The race comes against the backdrop of increased pressure from Beijing, with President Xi Jinping suggesting earlier this year that mainland China and Taiwan should enter into "in-depth democratic consultations" on unification.

Taiwan and China have been governed separately since Chiang Kai-shek moved his Nationalist government to Taipei during the Chinese civil war. The KMT has controlled the island's government for all but 11 years since the conflict, including decades under martial law.

China cut off official communication with Taiwan after Ms Tsai's DPP ousted the KMT from the presidency and parliamentary majority in 2016, citing her refusal to accept that both sides belong to "one China".

Mr Gou, 68, is Taiwan's third-richest person and the 442nd in the world, according to the Bloomberg Billionaires Index. His resources could help him stand out among a field of potential KMT challengers that includes former New Taipei City Mayor Eric Chu and former legislative Speaker Wang Jin-pyng.

Mr Han Kuo-yu and Dr Ko Wen-je, the outspoken mayors of Kaohsiung and Taipei, respectively, have not ruled out a run.

Mr Gou has amassed a personal fortune of about US$4.4 billion (S$5.9 billion) building consumer electronics on which other companies can slap their brand, including Apple and Sony. Foxconn Technology Group - the main assembler of iPhones - was among the first Taiwanese companies to build factories in China to tap lower wages and land costs.

Mr Gou has no clear successor, and the announcement raises questions about how the company will be run. Reuters reported on Monday that he plans to step down as chairman of Foxconn "in the coming months".

Mr Louis Woo, his special assistant, later told Bloomberg that while Mr Gou would be stepping back from operations and focusing on strategy, he did not plan to relinquish his chairmanship.

Wednesday's Mazu temple visit, in which Mr Gou spoke the Taiwanese language, also demonstrated his retail political skill. The emphasis on local cultural and spiritual traditions may help counter criticism that he is too sympathetic to Beijing, where the officially atheistic Communist Party plays down religion and promotes Mandarin.

Mr Gou is known to be religious, and Foxconn factories all over the world have totems of Tu Di Gong, the Chinese god of local land. At the Guan Yu temple on Wednesday, he said he was waiting for the gods to conduct polls on whether he should run.

The sea goddess Mazu is believed to protect fishermen and sailors and is worshiped by Taoists and Buddhists. Temples to the deity can be found throughout East Asia, including China, Taiwan, Singapore and Vietnam.

"Mazu said the economy would improve following peace and prosperity," Mr Gou said, adding that he believed the goddess had long supported his business success.

Mr Gou's wealth and fame could bring attention to his campaign, but they could also present liabilities.

He has faced criticism in Taiwan as one of the first outside executives to exploit cheaper wages and land costs on the mainland.
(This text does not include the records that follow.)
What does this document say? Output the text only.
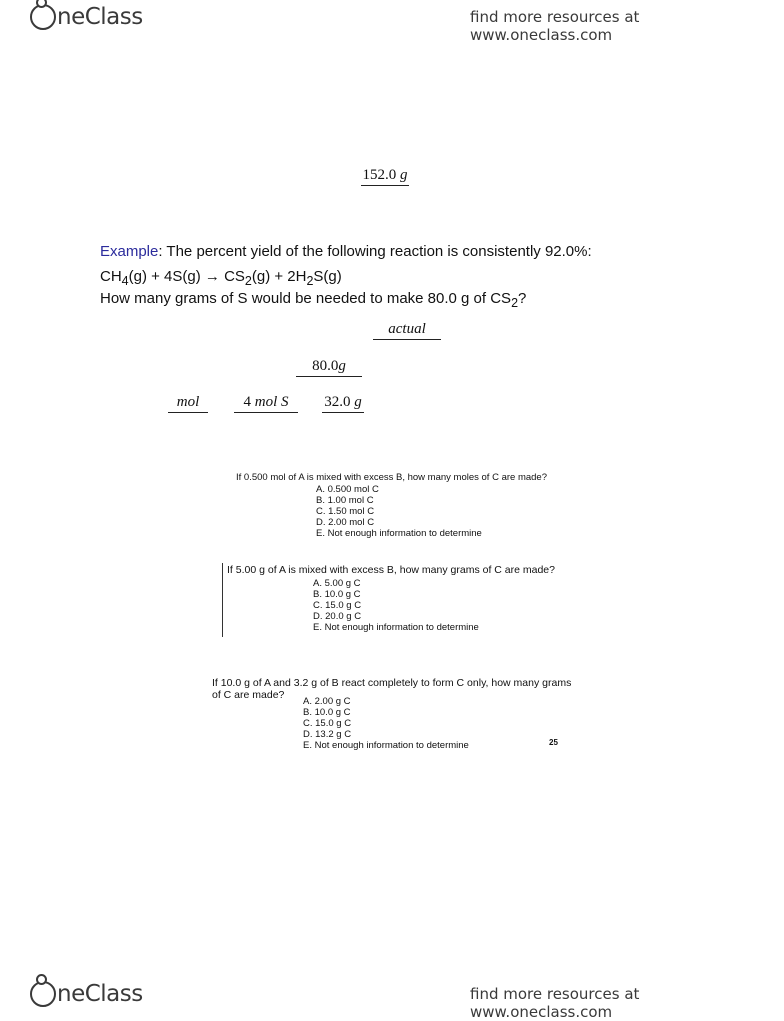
neClass	find more resources at www.oneclass.com
152.0 g
Example: The percent yield of the following reaction is consistently 92.0%:
$CH_4(g) + 4S(g) \to CS_2(g) + 2H_2S(g)$
How many grams of S would be needed to make 80.0 g of $CS_2$?
actual
80.0g
mol	4 mol S	32.0 g
If 0.500 mol of A is mixed with excess B, how many moles of C are made?
A. 0.500 mol C
B. 1.00 mol C
C. 1.50 mol C
D. 2.00 mol C
E. Not enough information to determine
If 5.00 g of A is mixed with excess B, how many grams of C are made?
A. 5.00 g C
B. 10.0 g C
C. 15.0 g C
D. 20.0 g C
E. Not enough information to determine
If 10.0 g of A and 3.2 g of B react completely to form C only, how many grams
of C are made?
A. 2.00 g C
B. 10.0 g C
C. 15.0 g C
D. 13.2 g C
E. Not enough information to determine	25
neClass	find more resources at www.oneclass.com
And the success of Foxconn's Zhengzhou facility in central China, which pushes out more than 100 million iPhones each year year, has been marred by controversy, as employee suicides led to scrutiny of working conditions.

Mr Gou was also at the centre of a plant project that could be a potential source of Democratic attacks against US President Donald Trump as he faces re-election. Mr Trump and Mr Gou once touted Foxconn's investment in a US$10 billion factory in the swing state of Wisconsin as proof that manufacturing jobs were returning to America. But Foxconn has shifted the facility's focus to research, slashing the number of blue-collar positions available.